The other pattern I’ve observed is we can be very judgemental of our own or others emotion. You can see this yourself when you notice thoughts or self-talk like this, “I shouldn’t feel this way…” or when responding to others, “Don’t worry things will work out”

The reason I’m saying this is judgemental is because when we think or say any variation of I or you shouldn’t feel a particular way we are saying this emotion is wrong or bad or not good for me.

The reality is you or the person you’re responding to are experiencing the emotion and what we resist does tend to persist. Rather than resisting, avoiding and being judgmental of our emotions simply allow and accept that you’re having this experience.

 

In the Accidental Counsellor Training we teach that to connect with people we need to respond with empathy and to do that we need to acknowledge, validate and normalise how a person is feeling.

A favourite line from my good friend Dr David Lake is, “Of course for good reason” I use this at times when responding to people who are having intense emotions. Connect to another person or yourself by acknowledging, validating and normalising how you are feeling.

 

So let’s quickly look at the RAIN acronym a little further:

R—Recognise What’s Going On

Recognising means consciously acknowledging, in any given moment, the thoughts, feelings, and behaviors that are affecting you.

This can be a done with a simple mental whisper, noting what you are most aware of. The whisper I use is “I see/feel you” or “Hey I’m here for you”

 

A—Allow the Experience to be There, Just as It Is

Allowing means letting the thoughts, emotions, feelings, or sensations you have recognised simply be there, without trying to fix or avoid anything.

You might recognise fear, and allow by mentally whispering “it’s ok” or “this belongs” or “yes.”

Allowing creates a pause that makes it possible to deepen attention and avoids resistance.

 

I—Investigate with Interest, care and curiosity

To investigate, call on your natural curiosity—the desire to know truth—and direct a more focused attention to your present experience.

You might ask yourself:

What most wants attention? How am I experiencing this in my body? What am I believing? What does this vulnerable place want from me? What does it most need?

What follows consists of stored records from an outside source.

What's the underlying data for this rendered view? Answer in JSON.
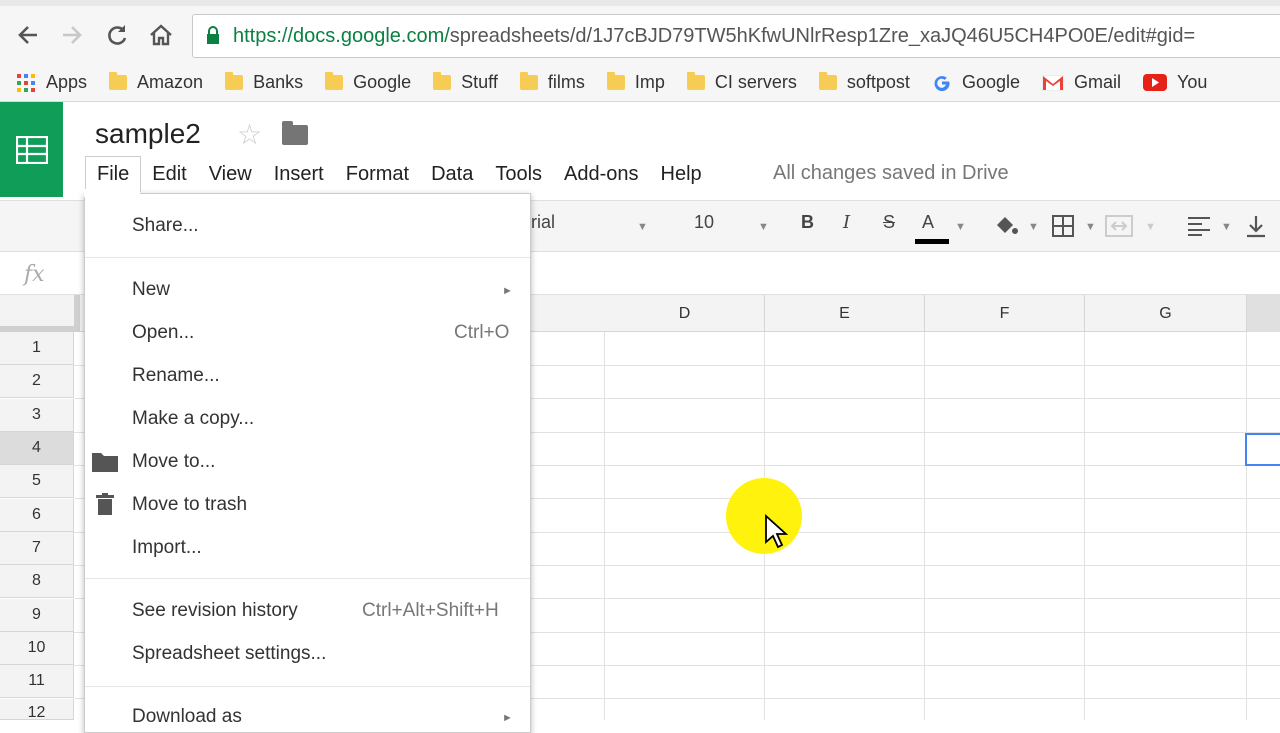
{
  "browser": {
    "url_secure": "https://docs.google.com/",
    "url_rest": "spreadsheets/d/1J7cBJD79TW5hKfwUNlrResp1Zre_xaJQ46U5CH4PO0E/edit#gid=",
    "bookmarks": [
      "Apps",
      "Amazon",
      "Banks",
      "Google",
      "Stuff",
      "films",
      "Imp",
      "CI servers",
      "softpost",
      "Google",
      "Gmail",
      "You"
    ]
  },
  "sheet": {
    "title": "sample2",
    "menus": [
      "File",
      "Edit",
      "View",
      "Insert",
      "Format",
      "Data",
      "Tools",
      "Add-ons",
      "Help"
    ],
    "status": "All changes saved in Drive",
    "font_name": "rial",
    "font_size": "10",
    "formula_label": "fx",
    "columns": [
      "D",
      "E",
      "F",
      "G"
    ],
    "rows": [
      "1",
      "2",
      "3",
      "4",
      "5",
      "6",
      "7",
      "8",
      "9",
      "10",
      "11",
      "12"
    ]
  },
  "file_menu": {
    "share": "Share...",
    "new": "New",
    "open": "Open...",
    "open_shortcut": "Ctrl+O",
    "rename": "Rename...",
    "copy": "Make a copy...",
    "move": "Move to...",
    "trash": "Move to trash",
    "import": "Import...",
    "revision": "See revision history",
    "revision_shortcut": "Ctrl+Alt+Shift+H",
    "settings": "Spreadsheet settings...",
    "download": "Download as"
  },
  "colors": {
    "brand_green": "#0f9d58",
    "selection_blue": "#4285f4",
    "cursor_highlight": "#fff200"
  }
}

Whatever the inquiry, your investigation will be most transformational if you step away from thinking,conceptualising and analysing and bring your primary attention to the felt-sense in the body.

In other words get out of your head and into your body.

 

N—Nurture with Self-Compassion

Self-compassion begins to naturally arise in the moments that you recognize you are suffering.

To do this, try to sense what the wounded, frightened or hurting place inside you most needs, and then offer some gesture of active care that might address this need.

Does it need a message of reassurance? Of forgiveness? Of companionship? Of love?